Wednesday, February 11, 2009

Thicker than Water...

My mother, father, and I returned home to their house in New Orleans yesterday morning around 4 a.m. after a long drive to Houston for the funeral of a close family friend.

Usually I find myself on the officiating end of funerals. This time I was part of the congregation - listening, singing, and looking for a reminder of God's presence and hope through loss and heart-ache.

One has to be intentional to be able to see God when they're hurting. It doesn't come naturally to us. And that's where the support and encouragement of others becomes so vitally important. It's when we can't see and don't feel that others can do the seeing and feeling for us until our vision clears and our hearts cease to ache.

Dietrich Bonhoeffer wrote in his famous book, Life Together, "The physical presence of other Christians is a source of incomparable joy and strength to the believer." He wrote these words as the German government of the thirties became increasingly antagonistic to any Christianity that resisted Nazi power. For Bonhoeffer, community wasn't optional, it was the very life-blood of the Christian experience.

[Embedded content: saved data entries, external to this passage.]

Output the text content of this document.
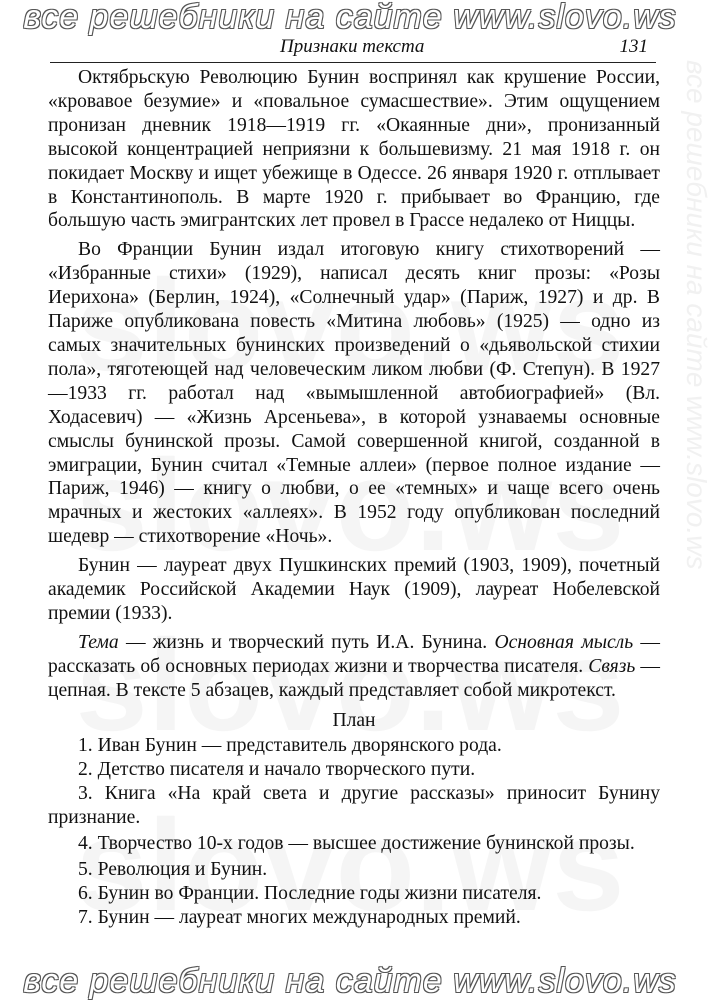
все решебники на сайте www.slovo.ws
все решебники на сайте www.slovo.ws
Признаки текста	131

Октябрьскую Революцию Бунин воспринял как крушение России, «кровавое безумие» и «повальное сумасшествие». Этим ощущением пронизан дневник 1918—1919 гг. «Окаянные дни», пронизанный высокой концентрацией неприязни к большевизму. 21 мая 1918 г. он покидает Москву и ищет убежище в Одессе. 26 января 1920 г. отплывает в Константинополь. В марте 1920 г. прибывает во Францию, где большую часть эмигрантских лет провел в Грассе недалеко от Ниццы.

Во Франции Бунин издал итоговую книгу стихотворений — «Избранные стихи» (1929), написал десять книг прозы: «Розы Иерихона» (Берлин, 1924), «Солнечный удар» (Париж, 1927) и др. В Париже опубликована повесть «Митина любовь» (1925) — одно из самых значительных бунинских произведений о «дьявольской стихии пола», тяготеющей над человеческим ликом любви (Ф. Степун). В 1927—1933 гг. работал над «вымышленной автобиографией» (Вл. Ходасевич) — «Жизнь Арсеньева», в которой узнаваемы основные смыслы бунинской прозы. Самой совершенной книгой, созданной в эмиграции, Бунин считал «Темные аллеи» (первое полное издание — Париж, 1946) — книгу о любви, о ее «темных» и чаще всего очень мрачных и жестоких «аллеях». В 1952 году опубликован последний шедевр — стихотворение «Ночь».

Бунин — лауреат двух Пушкинских премий (1903, 1909), почетный академик Российской Академии Наук (1909), лауреат Нобелевской премии (1933).

Тема — жизнь и творческий путь И.А. Бунина. Основная мысль — рассказать об основных периодах жизни и творчества писателя. Связь — цепная. В тексте 5 абзацев, каждый представляет собой микротекст.

План

1. Иван Бунин — представитель дворянского рода.

2. Детство писателя и начало творческого пути.

3. Книга «На край света и другие рассказы» приносит Бунину признание.

4. Творчество 10-х годов — высшее достижение бунинской прозы.

5. Революция и Бунин.

6. Бунин во Франции. Последние годы жизни писателя.

7. Бунин — лауреат многих международных премий.

все решебники на сайте www.slovo.ws
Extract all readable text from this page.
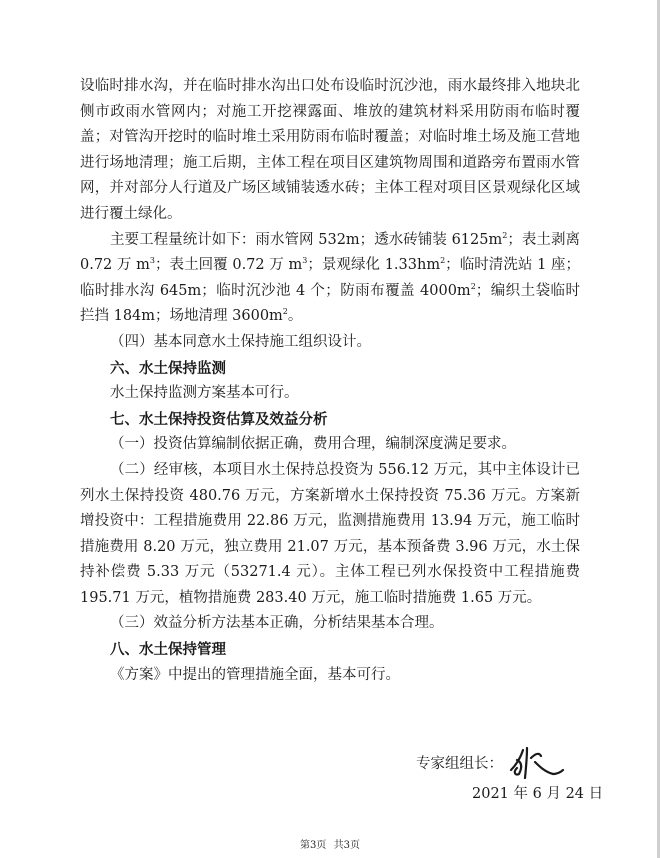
设临时排水沟，并在临时排水沟出口处布设临时沉沙池，雨水最终排入地块北侧市政雨水管网内；对施工开挖裸露面、堆放的建筑材料采用防雨布临时覆盖；对管沟开挖时的临时堆土采用防雨布临时覆盖；对临时堆土场及施工营地进行场地清理；施工后期，主体工程在项目区建筑物周围和道路旁布置雨水管网，并对部分人行道及广场区域铺装透水砖；主体工程对项目区景观绿化区域进行覆土绿化。

主要工程量统计如下：雨水管网 532m；透水砖铺装 $6125m^2$；表土剥离 0.72 万 $m^3$；表土回覆 0.72 万 $m^3$；景观绿化 $1.33hm^2$；临时清洗站 1 座；临时排水沟 645m；临时沉沙池 4 个；防雨布覆盖 $4000m^2$；编织土袋临时拦挡 184m；场地清理 $3600m^2$。

（四）基本同意水土保持施工组织设计。

六、水土保持监测

水土保持监测方案基本可行。

七、水土保持投资估算及效益分析

（一）投资估算编制依据正确，费用合理，编制深度满足要求。

（二）经审核，本项目水土保持总投资为 556.12 万元，其中主体设计已列水土保持投资 480.76 万元，方案新增水土保持投资 75.36 万元。方案新增投资中：工程措施费用 22.86 万元，监测措施费用 13.94 万元，施工临时措施费用 8.20 万元，独立费用 21.07 万元，基本预备费 3.96 万元，水土保持补偿费 5.33 万元（53271.4 元）。主体工程已列水保投资中工程措施费 195.71 万元，植物措施费 283.40 万元，施工临时措施费 1.65 万元。

（三）效益分析方法基本正确，分析结果基本合理。

八、水土保持管理

《方案》中提出的管理措施全面，基本可行。

专家组组长：
2021 年 6 月 24 日
第3页 共3页
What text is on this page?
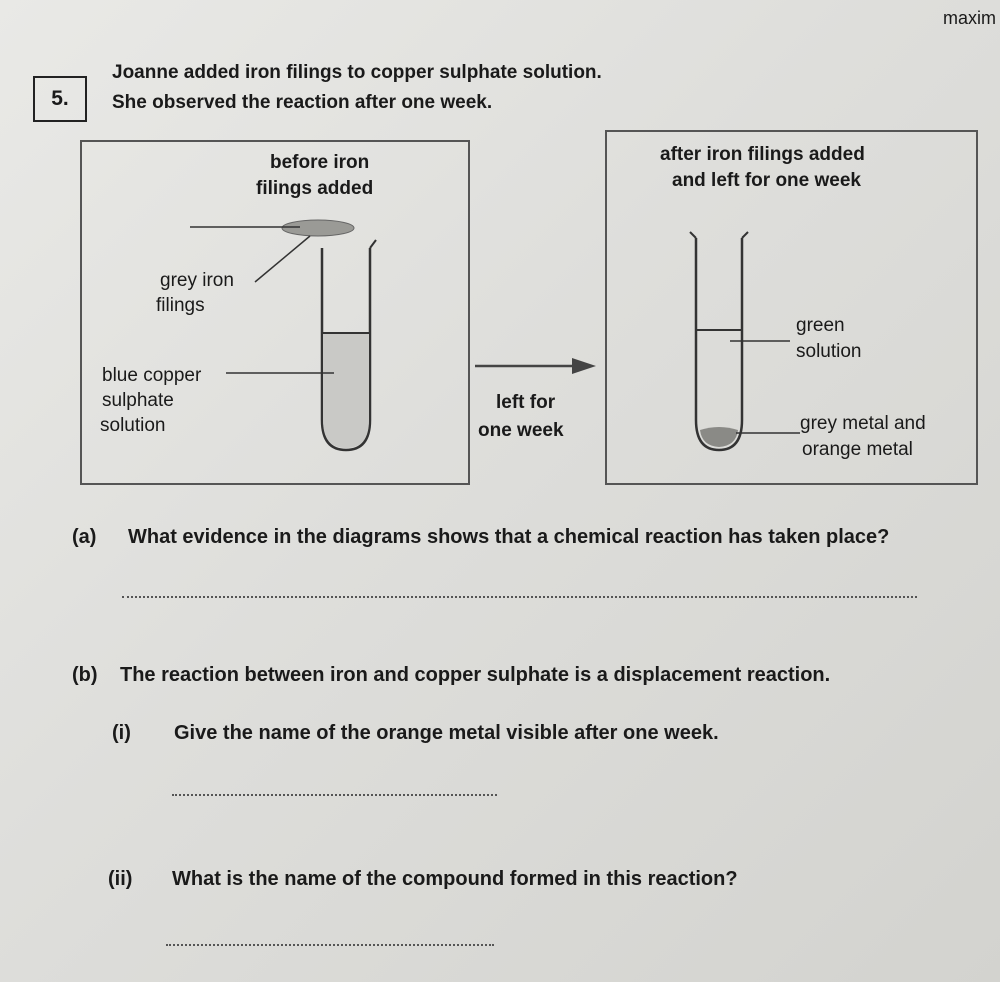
maxim
5.
Joanne added iron filings to copper sulphate solution.
She observed the reaction after one week.
before iron
filings added
grey iron
filings
blue copper
sulphate
solution
left for
one week
after iron filings added
and left for one week
green
solution
grey metal and
orange metal
(a) What evidence in the diagrams shows that a chemical reaction has taken place?
(b) The reaction between iron and copper sulphate is a displacement reaction.
(i) Give the name of the orange metal visible after one week.
(ii) What is the name of the compound formed in this reaction?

Listen to what Bonhoeffer says as he looks for encouragement and support realizing that his own Christian witness may put him at odds with the culture of his day (and ultimately result in his execution in 1945). "God has willed that we should seek and find His living Word in the witness of a brother, in the mouth of man. Therefore, the Christian needs another Christian who speaks God's Word to him. He needs him again and again when he becomes uncertain and discouraged, for by himself he cannot help himself without belying the truth. He needs his brother man as a bearer and proclaimer of the divine word of salvation. He needs his brother solely because of Jesus Christ. The Christ in his own heart is weaker than the Christ in the word of his brother; his own heart is uncertain, his brother's is sure."

When our emotions become so overpowering against the backdrop of life's pain that we can't think or even pray clearly, it's our sisters and brothers in Christ who pray us through, perhaps even think us through.

My vision for our church is to be this kind of community. We are bound together not by history or tradition or doctrine or even always by "agreement" - we are bound together by Jesus himself who transcends (and infiltrates) all these things. Not a bad binding that. Truly the blood of Christ is thicker than water.